Bryan relit his pipe thoughtfuly and said, “If this was anything more than a guess, the thing for us to do would be to head north—there’s only one road, or what passes for a road—and intercept him somewhere along the way. In that manner we’d be up against only the four of them, not the whole of Tamanrasset and Fort Laperrine. That rescue aircraft of ours can sit down just as easily anywhere along the route as it can in this vicinity.”

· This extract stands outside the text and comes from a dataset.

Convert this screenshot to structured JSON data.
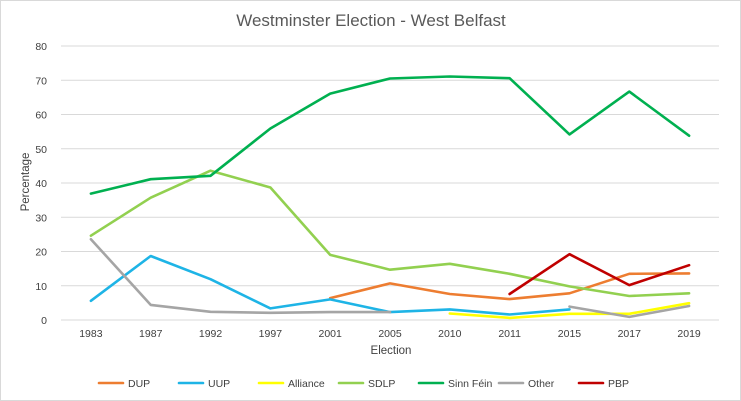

“That’s the trouble,” Sean growled, wanting another drink and steeling himself against taking it. He had ruled himself onto the waterwagon as long as this assignment was underway and this was his first deviation. “It’s only an educated guess, and we can’t spare the time to drive all the way up that god-forsaken road, and then come back again if he doesn’t show. Besides, it would look suspicious to Isobel Cunningham and the rest.”

They all mulled that over awhile, without result, and then Sean turned to Megan McDaid. “Did you have any luck getting information when you volunteered your services as a doctor?”

Meg had been unhappy at the proceedings of this whole war council and now she let it come out.

She said,“I found out one thing. When we started down here I was of the opinion that El Hassan and his closest followers were all adventurers. But in talking to Isobel Cunningham, Doctor Smythe and the Vizier of Education, Peters, I reversed my engines. They’re idealists.”

Sean looked at Bryan O’Casey, holding his own peace.

Bryan stared down into the dottle of his pipe. “It’s an elastic word,” he said finally. “But they’ve evidently convinced you. However, in these things it’s difficult to tell who is in the right and who the wrong. If either side is right—or wrong. As soldiers of fortune, we are unconcerned with such matters. Let history decide which side was right and which wrong. And even history doesn’t do a very good job. If General Washington, Jefferson, Madison and the other so-called revolutionary forefathers of the United States had lost their war and been hanged how do you think history would now read? They would be considered a bunch of rebels who had revolted against their king and had come to their just desserts. We’re mercenaries, Meg. We fight for money. We’re not basically interested in who is right or who wrong.”

She looked into her lover’s eyes. “Do you really subscribe to that?”

He knocked the ash out of his pipe, momentarily considered his tobacco pouch but then returned the briar to a pocket of his bush jacket. “It’s one of the reasons I retired from the game, mavourneen. But, to raise our nestegg, I returned for one last job—the most lucrative I’ve ever been offered. And now I’ve taken his money and owe my allegiance to Saidi. It’s the code of the mercenary.”

She looked at the four men, one by one. Only Lon Charles avoided her challenging stare. She said, “So, if Hitler had hired you for some similar assignment to this, you would give me the same argument?”

Bryan said patiently, “If I had signed up with Hitler, yes. The thing is, I wouldn’t have signed up with him in the first place. Even we mercenaries do have a choice.”